LINKED FAULT FAMILIES IN BASIN FORMATION

Recent models of faulting tectonics in basins and passive margins have emphasized the linked nature of faults in a way that is analogous to that developed for thrust regimes. A linked fault system requires three components; ramps, flats and sidewalls or transfers. Basins that are the result of other processes are not considered in this contribution, and the examples used are drawn from the Midland Valley and Northumberland basins of the U.K. where existing mapping by the British Geological Survey as well as field work undertaken by the author indicate that such models are appropriate. This paper summarizes the geometric features and constraints of such models and emphasizes the role of each of the three critical components of a linked system. For large deformations that result in the formation of major extensional and strike-slip basins, the principal geometries can be understood by reference to regionally and locally balanced fault models that involve detachment, ramp and sidewall or transfer elements.
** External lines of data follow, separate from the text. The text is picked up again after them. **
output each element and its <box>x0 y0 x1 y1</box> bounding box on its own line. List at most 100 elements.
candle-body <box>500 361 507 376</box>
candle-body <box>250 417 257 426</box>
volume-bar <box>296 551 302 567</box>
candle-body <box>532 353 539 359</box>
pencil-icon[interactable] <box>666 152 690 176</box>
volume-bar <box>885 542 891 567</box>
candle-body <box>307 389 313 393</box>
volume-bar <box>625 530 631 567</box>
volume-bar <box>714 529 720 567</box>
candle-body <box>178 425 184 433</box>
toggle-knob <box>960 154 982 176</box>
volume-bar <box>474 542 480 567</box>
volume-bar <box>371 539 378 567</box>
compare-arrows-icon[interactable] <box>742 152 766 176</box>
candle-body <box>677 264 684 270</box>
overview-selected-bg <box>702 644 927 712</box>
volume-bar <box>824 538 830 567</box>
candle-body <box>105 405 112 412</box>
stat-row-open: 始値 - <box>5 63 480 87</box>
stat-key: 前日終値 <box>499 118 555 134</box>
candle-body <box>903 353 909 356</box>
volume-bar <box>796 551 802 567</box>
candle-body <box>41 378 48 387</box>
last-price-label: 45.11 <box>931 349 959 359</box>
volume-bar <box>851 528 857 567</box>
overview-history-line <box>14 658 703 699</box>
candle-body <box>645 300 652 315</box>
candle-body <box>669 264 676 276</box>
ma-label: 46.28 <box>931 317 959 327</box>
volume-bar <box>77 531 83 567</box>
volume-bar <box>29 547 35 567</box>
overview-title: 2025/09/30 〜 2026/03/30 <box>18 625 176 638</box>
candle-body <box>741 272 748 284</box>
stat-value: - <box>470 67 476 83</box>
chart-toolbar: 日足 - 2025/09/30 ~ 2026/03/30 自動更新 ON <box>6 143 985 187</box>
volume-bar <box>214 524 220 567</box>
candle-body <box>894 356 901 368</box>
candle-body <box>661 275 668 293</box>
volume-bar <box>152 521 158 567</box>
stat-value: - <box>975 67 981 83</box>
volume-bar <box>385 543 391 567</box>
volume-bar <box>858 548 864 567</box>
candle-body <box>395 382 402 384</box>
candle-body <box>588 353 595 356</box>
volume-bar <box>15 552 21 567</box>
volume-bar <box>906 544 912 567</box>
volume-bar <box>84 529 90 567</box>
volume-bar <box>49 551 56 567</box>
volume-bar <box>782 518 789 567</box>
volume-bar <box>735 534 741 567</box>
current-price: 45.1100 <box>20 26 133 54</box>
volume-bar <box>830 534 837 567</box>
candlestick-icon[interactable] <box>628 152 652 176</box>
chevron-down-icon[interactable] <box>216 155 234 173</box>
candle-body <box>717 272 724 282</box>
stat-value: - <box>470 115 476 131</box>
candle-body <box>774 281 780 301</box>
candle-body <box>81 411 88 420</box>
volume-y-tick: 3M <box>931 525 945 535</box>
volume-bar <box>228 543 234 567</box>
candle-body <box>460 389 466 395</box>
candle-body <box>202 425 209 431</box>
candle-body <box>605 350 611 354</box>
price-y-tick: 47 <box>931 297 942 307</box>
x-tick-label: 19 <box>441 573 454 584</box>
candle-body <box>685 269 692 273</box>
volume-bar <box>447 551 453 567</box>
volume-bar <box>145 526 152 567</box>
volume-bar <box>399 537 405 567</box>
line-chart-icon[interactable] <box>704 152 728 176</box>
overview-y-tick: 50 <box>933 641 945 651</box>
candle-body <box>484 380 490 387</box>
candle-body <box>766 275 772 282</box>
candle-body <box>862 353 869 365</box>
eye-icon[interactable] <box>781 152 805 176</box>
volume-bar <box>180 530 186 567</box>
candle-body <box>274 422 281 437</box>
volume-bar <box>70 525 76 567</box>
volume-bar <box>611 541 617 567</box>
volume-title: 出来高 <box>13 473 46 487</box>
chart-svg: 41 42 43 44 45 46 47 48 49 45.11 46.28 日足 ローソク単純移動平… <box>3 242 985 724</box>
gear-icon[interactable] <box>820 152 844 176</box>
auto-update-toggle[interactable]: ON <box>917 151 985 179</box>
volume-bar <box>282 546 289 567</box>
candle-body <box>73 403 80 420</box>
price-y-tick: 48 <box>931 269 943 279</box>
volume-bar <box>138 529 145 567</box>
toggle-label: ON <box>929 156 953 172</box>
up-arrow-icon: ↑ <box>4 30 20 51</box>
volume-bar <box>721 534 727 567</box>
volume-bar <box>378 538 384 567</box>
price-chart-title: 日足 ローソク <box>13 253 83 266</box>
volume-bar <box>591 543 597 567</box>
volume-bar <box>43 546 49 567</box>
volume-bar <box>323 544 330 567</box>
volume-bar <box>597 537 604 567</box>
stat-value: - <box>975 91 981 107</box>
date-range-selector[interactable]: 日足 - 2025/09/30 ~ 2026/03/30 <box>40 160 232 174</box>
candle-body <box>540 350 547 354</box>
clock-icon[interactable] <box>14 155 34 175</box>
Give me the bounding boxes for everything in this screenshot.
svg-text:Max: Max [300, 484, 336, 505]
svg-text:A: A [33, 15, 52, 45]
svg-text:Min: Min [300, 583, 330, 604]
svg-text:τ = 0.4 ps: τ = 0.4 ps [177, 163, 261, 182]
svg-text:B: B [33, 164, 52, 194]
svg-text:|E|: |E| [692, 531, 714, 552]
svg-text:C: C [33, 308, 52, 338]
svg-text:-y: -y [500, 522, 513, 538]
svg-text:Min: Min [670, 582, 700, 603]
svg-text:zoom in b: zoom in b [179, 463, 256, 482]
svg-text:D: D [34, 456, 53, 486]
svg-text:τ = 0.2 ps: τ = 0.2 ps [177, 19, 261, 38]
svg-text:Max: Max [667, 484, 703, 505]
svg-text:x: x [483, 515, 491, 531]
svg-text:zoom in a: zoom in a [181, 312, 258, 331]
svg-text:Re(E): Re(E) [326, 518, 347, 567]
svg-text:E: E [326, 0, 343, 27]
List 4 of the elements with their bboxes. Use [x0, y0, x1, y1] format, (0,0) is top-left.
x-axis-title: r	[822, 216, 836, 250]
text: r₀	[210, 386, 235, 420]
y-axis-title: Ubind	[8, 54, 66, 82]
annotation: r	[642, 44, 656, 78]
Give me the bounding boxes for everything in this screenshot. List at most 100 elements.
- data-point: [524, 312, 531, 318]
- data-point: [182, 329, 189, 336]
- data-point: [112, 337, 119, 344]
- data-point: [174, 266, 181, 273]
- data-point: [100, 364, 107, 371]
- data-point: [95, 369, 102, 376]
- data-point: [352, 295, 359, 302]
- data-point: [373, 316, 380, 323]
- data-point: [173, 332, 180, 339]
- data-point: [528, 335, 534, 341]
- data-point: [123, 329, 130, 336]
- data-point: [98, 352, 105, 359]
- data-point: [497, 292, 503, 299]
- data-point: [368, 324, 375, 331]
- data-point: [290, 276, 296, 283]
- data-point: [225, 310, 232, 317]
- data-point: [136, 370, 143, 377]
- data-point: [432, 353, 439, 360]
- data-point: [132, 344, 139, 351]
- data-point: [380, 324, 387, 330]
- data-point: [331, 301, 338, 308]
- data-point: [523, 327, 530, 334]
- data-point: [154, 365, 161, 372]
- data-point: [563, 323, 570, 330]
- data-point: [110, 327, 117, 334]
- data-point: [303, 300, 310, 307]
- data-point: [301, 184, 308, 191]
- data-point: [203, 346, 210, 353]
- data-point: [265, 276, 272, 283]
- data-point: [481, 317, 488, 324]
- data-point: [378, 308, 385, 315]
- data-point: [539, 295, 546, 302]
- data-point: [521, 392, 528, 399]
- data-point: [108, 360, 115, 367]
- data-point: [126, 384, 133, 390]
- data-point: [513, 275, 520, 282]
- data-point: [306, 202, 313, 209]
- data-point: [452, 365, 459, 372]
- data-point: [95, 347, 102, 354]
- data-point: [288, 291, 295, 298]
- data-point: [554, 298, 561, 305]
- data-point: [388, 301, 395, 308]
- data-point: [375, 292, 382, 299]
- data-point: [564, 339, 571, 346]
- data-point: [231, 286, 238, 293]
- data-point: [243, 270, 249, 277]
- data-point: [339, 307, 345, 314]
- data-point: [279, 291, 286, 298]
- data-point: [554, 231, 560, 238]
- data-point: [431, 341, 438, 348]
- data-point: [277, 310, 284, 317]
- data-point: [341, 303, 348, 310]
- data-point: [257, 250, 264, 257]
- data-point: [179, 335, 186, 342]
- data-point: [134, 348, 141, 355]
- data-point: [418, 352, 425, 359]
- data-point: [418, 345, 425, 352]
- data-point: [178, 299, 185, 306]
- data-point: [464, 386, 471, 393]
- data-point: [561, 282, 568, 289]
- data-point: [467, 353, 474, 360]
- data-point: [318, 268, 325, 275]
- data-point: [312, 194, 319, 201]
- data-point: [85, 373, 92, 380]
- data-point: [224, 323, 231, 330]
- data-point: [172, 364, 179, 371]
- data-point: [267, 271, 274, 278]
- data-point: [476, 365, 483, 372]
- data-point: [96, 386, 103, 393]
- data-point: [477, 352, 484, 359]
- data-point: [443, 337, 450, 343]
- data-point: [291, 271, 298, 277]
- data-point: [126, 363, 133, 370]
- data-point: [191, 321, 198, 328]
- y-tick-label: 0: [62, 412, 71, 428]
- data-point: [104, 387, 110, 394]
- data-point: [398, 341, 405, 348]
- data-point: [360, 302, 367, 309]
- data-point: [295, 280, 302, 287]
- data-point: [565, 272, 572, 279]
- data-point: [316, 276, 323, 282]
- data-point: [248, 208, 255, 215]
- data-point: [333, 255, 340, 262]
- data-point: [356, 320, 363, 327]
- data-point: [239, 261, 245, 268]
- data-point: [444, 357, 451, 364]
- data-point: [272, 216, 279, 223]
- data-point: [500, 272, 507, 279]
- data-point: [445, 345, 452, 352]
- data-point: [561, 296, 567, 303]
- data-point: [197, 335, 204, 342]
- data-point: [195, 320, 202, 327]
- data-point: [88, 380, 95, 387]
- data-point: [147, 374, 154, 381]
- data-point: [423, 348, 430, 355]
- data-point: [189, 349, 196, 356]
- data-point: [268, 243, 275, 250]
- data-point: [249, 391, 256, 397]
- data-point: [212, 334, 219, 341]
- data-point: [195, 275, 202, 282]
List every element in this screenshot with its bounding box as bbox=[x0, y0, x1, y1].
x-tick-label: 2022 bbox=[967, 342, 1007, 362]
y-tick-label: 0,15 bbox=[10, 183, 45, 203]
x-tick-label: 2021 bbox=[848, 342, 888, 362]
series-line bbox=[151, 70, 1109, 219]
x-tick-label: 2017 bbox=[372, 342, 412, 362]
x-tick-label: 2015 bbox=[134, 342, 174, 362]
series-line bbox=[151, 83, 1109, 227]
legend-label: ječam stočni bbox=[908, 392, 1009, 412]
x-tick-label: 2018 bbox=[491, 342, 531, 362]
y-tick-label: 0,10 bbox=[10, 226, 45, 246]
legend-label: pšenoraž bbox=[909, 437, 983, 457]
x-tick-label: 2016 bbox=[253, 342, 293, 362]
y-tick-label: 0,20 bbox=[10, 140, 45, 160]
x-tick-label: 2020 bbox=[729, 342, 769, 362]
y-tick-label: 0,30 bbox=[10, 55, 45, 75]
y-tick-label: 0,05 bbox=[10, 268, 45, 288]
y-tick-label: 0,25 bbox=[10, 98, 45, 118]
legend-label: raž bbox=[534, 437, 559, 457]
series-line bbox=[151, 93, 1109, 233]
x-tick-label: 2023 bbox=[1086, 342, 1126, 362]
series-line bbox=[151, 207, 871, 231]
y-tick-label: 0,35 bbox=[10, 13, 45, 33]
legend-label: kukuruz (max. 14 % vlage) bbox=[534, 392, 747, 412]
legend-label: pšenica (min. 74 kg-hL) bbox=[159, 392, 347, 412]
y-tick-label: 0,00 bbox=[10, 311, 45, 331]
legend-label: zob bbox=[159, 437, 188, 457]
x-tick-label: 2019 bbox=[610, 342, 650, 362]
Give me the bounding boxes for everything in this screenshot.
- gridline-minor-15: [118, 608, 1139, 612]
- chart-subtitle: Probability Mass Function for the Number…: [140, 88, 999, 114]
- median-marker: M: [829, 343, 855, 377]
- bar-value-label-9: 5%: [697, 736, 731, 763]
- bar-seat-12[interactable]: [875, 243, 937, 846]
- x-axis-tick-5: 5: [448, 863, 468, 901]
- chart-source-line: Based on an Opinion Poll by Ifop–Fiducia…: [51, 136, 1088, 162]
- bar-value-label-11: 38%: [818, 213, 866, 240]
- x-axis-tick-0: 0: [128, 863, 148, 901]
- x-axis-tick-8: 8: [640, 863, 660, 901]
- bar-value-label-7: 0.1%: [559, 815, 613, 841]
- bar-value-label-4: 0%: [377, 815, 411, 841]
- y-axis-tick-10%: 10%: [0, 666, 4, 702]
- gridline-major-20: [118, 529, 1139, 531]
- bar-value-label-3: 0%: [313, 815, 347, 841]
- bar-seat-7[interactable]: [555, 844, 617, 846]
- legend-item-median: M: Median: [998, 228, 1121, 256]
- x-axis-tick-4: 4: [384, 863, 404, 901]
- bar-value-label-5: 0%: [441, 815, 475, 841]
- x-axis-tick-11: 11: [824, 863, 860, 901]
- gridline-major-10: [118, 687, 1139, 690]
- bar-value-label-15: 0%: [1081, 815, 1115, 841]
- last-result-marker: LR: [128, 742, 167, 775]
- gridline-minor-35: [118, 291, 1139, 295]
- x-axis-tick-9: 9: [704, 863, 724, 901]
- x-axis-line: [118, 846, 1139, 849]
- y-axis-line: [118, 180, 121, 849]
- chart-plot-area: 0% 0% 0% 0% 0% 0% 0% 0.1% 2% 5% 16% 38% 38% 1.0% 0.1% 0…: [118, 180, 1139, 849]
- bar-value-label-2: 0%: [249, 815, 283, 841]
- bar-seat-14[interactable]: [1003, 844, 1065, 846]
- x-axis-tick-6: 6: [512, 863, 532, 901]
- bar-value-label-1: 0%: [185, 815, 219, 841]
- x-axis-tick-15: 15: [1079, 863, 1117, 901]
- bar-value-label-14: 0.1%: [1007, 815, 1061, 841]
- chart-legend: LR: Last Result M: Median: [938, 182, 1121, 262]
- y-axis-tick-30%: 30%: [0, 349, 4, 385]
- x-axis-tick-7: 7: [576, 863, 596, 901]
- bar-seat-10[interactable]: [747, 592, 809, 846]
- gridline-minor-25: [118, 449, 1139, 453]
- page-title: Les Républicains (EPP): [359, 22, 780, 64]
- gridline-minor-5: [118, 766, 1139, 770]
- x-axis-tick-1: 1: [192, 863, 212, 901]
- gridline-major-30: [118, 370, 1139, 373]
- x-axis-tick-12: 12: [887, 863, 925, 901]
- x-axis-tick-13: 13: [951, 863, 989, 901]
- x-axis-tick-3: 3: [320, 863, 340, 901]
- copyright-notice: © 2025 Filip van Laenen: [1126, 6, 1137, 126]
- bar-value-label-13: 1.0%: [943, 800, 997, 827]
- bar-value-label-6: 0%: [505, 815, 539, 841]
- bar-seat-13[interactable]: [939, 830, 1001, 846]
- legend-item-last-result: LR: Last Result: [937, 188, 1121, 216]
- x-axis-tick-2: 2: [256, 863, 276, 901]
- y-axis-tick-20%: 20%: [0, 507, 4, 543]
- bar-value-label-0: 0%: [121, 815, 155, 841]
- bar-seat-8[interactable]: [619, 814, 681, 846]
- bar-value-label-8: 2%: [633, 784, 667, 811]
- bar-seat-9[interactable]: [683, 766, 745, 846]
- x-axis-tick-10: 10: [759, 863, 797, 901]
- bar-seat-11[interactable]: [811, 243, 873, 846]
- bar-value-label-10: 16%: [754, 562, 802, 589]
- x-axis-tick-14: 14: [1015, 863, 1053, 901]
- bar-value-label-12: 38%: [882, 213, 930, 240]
Tip strains, and both lateral and vertical accommodation zones are included in the general model but these probably account for less than 10% of the total upper crustal strain. The basic analysis of a linked basin system requires the transfer of displacement on and between the fault and shear zone components. The geometry of the stratigraphic units is used to deduce the active linkage on the fault system. In oblique-slip systems and where the dominant extensional ramp is connected to oblique transfer and detachment systems, lateral and sidewall sub-basins and intra-basin uplifts occur as part of continuing slip on the fault system. These control facies distribution and depocentre evolution. The existence of a basin-forming linked system frequently controls later deformation of basins and margins, and an appreciation of basin growth faults and stratigraphic geometry is essential in the interpretation of inverted basins and orogenic belts involving supracrustal formations. © 1990.